Efficient Statistics With Unknown Truncation, Polynomial Time Algorithms, Beyond Gaussians

We study the estimation of distributional parameters when samples are shown only if they fall in some unknown set $S \subseteq \mathbb{R}^d$. Kontonis, Tzamos, and Zampetakis (FOCS'19) gave a $d^{\mathrm{poly}(1/\varepsilon)}$ time algorithm for finding $\varepsilon$-accurate parameters for the special case of Gaussian distributions with diagonal covariance matrix. Recently, Diakonikolas, Kane, Pittas, and Zarifis (COLT'24) showed that this exponential dependence on $1/\varepsilon$ is necessary even when $S$ belongs to some well-behaved classes. These works leave the following open problems which we address in this work: Can we estimate the parameters of any Gaussian or even extend beyond Gaussians? Can we design $\mathrm{poly}(d/\varepsilon)$ time algorithms when $S$ is a simple set such as a halfspace? We make progress on both of these questions by providing the following results: 1. Toward the first question, we give a $d^{\mathrm{poly}(\ell/\varepsilon)}$ time algorithm for any exponential family that satisfies some structural assumptions and any unknown set $S$ that is $\varepsilon$-approximable by degree-$\ell$ polynomials. This result has two important applications: 1a) The first algorithm for estimating arbitrary Gaussian distributions from samples truncated to an unknown $S$; and 1b) The first algorithm for linear regression with unknown truncation and Gaussian features. 2. To address the second question, we provide an algorithm with runtime $\mathrm{poly}(d/\varepsilon)$ that works for a set of exponential families (containing all Gaussians) when $S$ is a halfspace or an axis-aligned rectangle. Along the way, we develop tools that may be of independent interest, including, a reduction from PAC learning with positive and unlabeled samples to PAC learning with positive and negative samples that is robust to certain covariate shifts.

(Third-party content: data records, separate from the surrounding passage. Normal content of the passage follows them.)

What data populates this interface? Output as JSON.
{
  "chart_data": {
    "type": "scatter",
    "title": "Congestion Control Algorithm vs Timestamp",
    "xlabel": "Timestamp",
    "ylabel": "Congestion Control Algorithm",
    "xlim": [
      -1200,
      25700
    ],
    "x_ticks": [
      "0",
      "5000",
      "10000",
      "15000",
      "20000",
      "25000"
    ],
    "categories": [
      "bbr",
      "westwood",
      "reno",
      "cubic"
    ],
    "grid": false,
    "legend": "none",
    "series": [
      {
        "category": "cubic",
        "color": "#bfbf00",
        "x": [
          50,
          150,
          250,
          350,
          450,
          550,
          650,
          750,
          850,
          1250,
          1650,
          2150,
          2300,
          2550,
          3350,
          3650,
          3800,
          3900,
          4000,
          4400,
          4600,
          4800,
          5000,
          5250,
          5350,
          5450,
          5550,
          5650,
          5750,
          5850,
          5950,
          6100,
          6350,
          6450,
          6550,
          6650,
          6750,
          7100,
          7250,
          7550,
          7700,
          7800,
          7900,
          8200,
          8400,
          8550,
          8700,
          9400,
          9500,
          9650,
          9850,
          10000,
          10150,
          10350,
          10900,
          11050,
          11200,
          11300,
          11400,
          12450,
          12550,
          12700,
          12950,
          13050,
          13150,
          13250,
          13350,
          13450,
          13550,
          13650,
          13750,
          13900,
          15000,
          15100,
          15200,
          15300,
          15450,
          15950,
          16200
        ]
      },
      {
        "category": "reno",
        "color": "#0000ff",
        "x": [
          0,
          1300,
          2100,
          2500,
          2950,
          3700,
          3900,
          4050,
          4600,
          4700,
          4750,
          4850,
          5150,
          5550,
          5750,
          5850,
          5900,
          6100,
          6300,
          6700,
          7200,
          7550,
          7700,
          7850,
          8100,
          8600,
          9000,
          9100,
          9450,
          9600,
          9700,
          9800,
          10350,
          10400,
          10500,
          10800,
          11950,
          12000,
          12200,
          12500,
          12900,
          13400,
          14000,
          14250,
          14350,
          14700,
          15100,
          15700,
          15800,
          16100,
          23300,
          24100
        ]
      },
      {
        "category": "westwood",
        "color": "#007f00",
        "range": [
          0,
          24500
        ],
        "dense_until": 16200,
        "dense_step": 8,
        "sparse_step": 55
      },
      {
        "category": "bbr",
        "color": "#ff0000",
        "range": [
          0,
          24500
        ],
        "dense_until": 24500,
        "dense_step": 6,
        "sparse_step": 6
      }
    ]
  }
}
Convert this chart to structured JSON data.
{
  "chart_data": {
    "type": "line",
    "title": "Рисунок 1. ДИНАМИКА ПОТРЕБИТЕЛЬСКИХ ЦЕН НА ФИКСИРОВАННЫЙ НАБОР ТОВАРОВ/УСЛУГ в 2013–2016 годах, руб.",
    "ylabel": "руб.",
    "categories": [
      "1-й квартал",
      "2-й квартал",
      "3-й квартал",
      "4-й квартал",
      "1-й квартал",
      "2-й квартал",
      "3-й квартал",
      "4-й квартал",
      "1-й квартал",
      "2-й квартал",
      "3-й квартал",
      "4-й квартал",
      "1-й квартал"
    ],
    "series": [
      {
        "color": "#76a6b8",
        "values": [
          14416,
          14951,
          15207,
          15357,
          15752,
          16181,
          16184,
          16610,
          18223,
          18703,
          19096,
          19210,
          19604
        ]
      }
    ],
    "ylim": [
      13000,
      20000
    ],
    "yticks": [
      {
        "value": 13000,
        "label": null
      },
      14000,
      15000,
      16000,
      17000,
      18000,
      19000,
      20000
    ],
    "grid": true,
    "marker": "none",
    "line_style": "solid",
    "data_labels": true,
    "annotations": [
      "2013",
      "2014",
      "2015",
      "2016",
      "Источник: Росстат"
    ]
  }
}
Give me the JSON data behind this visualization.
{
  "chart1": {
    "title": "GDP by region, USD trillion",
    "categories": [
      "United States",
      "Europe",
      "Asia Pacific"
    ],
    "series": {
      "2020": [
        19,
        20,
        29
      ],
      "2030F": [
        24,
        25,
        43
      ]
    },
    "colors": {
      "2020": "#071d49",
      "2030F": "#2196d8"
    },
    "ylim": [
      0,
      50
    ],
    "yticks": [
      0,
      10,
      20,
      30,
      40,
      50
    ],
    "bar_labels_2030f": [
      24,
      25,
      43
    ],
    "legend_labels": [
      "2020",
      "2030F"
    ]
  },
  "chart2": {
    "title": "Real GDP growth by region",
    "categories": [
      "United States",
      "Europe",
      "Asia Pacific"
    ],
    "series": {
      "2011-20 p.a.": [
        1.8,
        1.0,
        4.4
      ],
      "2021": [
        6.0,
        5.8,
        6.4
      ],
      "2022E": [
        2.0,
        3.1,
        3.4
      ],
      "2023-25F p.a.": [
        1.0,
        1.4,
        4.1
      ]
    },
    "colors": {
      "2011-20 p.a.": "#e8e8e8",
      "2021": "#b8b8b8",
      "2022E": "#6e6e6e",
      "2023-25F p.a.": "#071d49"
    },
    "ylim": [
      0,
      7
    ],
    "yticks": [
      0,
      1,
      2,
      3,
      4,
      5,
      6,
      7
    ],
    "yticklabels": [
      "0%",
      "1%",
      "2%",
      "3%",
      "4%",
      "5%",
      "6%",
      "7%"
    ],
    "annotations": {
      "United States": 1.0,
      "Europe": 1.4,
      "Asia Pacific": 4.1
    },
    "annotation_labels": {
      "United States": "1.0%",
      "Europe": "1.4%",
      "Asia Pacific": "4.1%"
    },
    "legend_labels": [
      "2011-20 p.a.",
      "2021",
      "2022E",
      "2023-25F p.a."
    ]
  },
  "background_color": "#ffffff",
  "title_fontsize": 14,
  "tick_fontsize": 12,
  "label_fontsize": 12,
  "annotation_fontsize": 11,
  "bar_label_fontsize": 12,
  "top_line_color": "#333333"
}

翻译：我们研究当样本仅当落入某个未知集合 $S \subseteq \mathbb{R}^d$ 时才会被观测到的情况下的分布参数估计问题。Kontonis、Tzamos 与 Zampetakis (FOCS'19) 针对对角协方差矩阵的高斯分布这一特例，提出了一种时间复杂度为 $d^{\mathrm{poly}(1/\varepsilon)}$ 的算法，用于寻找 $\varepsilon$-精确的参数。最近，Diakonikolas、Kane、Pittas 与 Zarifis (COLT'24) 指出，即使 $S$ 属于某些良好性态的函数类，这种对 $1/\varepsilon$ 的指数依赖仍然是必要的。上述工作遗留了以下开放问题，我们将在本文中予以探讨：我们能否估计任意高斯分布的参数，甚至将方法推广至高斯分布之外的分布？当 $S$ 是半空间等简单集合时，能否设计出 $\mathrm{poly}(d/\varepsilon)$ 时间复杂度的算法？我们在上述两个问题上均取得了进展，具体贡献如下：1. 针对第一个问题，我们给出了时间复杂度为 $d^{\mathrm{poly}(\ell/\varepsilon)}$ 的算法，适用于满足某些结构性假设的任意指数族分布以及任意未知集合 $S$（只要 $S$ 能被 $\ell$ 次多项式 $\varepsilon$-近似）。该结果具有两个重要应用：1a）首个能从截断于未知 $S$ 的样本中估计任意高斯分布的算法；1b）首个能处理含未知截断与高斯特征的线性回归问题的算法。2. 针对第二个问题，我们提供了一种运行时间为 $\mathrm{poly}(d/\varepsilon)$ 的算法，适用于当 $S$ 是半空间或轴对齐矩形时的一类指数族分布（包含所有高斯分布）。在此过程中，我们开发了一些可能具有独立价值的工具，包括一种从正样本和未标记样本的 PAC 学习到正样本和负样本的 PAC 学习的归约方法，该方法对某些协变量偏移具有鲁棒性。